Das mit dem infiniten Regress hast Du jetzt aber nicht wirklich verstanden, oder? Wenn das tatsächlich "so gemeint" ist, wie Du die "Zen-Lehre" verstehst - ist das "so gemeinte" nicht auch ein Gedanke? Und ist dieser dann nicht auch seinem "Wesen nach illusorisch, weil etwas Vorgestelltes"? Wenn er aber rein illusorisch und nur eine Vorstellung ist - was ist dann von seiner Aussage zu halten?
Hallo Sudhana,
das Problem beim Paradoxon des Epidemis ist doch: Sobald du dich auch nur verstehend auf die Fragestellung einlässt, geschieht dies zwangsläufig unter der Prämisse, dass Gedanken nicht-illusorisch seien (denn sonst wäre jedes gedankliche Erfassen des Sachverhaltes ja schon in sich sinnlos). Umso mehr gilt dies, wenn du dann noch zum einen oder anderen Ergebnis kommst, den aufgeworfenen Gegensatz auf einere höheren Ebene relativierst oder die Fragestellung als solche kommentierst (wie ich das hier gerade tue). Selbstverständlich ist die Aussage Gedanken seien ihrem Wesen nach illusionär, weil etwas Vorgestelltes, das mit dem was da vorgestellt wird, nicht identisch ist aus genau diesem Grunde ein gewisser Widerspruch in sich selbst. Nur lässt sich andersherum der These, Gedanken seien ihrem Wesen nach illusorisch, auf gedanklichem Wege nicht wirklich sinnvoll näherkommen. Innerhalb des in sich geschlossenen Systems des begrifflichen Denkens kann eine solche Aussage also nichts anderes sein als ein Fingerzeig auf eine Haltung, die über die Grundprämisse dieses Systems hinausweist.

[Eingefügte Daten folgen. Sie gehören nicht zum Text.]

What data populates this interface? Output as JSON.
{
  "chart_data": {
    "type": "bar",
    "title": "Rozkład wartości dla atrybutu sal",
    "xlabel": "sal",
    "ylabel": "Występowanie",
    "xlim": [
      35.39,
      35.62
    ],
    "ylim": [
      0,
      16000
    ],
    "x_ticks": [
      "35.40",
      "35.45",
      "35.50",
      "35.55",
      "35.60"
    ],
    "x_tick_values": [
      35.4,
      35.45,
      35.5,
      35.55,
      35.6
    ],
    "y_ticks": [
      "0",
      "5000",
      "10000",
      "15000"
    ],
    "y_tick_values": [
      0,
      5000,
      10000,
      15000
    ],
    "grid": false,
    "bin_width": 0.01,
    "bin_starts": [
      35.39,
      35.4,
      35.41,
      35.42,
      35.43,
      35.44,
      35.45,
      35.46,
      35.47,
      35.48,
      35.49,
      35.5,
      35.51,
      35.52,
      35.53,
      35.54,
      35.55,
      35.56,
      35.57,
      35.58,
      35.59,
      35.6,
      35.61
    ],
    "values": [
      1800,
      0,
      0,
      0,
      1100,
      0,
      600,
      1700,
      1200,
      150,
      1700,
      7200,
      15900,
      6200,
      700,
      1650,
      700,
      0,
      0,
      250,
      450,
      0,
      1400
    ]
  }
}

Ohne mich hier auch nur entfernt mit den Patriarchen, mit Hanshan Dequin oder anderen großartigen Zen-Meistern gleichsetzen zu wollen, sei trotzdem kurz darauf hingewiesen, dass all deren Äußerungen unter demselben Dilemma leiden. Die noch erhaltenen Koans und Kommentare zu Koans legen ein beredtes Zeugnis davon ab, wie sich diese Meister gegenseitig dafür verspottet haben, sich im Sinne solcher Fingerzeige "ins Gras (der Illusionen)" haben fallen lassen.
Sudhana:
Ansonsten - ich habe nirgendwo "eine dualitäre Unterscheidung zwischen täuschenden Gedanken auf der einen und wahrhaftigen Gedanken auf der anderen Seite" getroffen.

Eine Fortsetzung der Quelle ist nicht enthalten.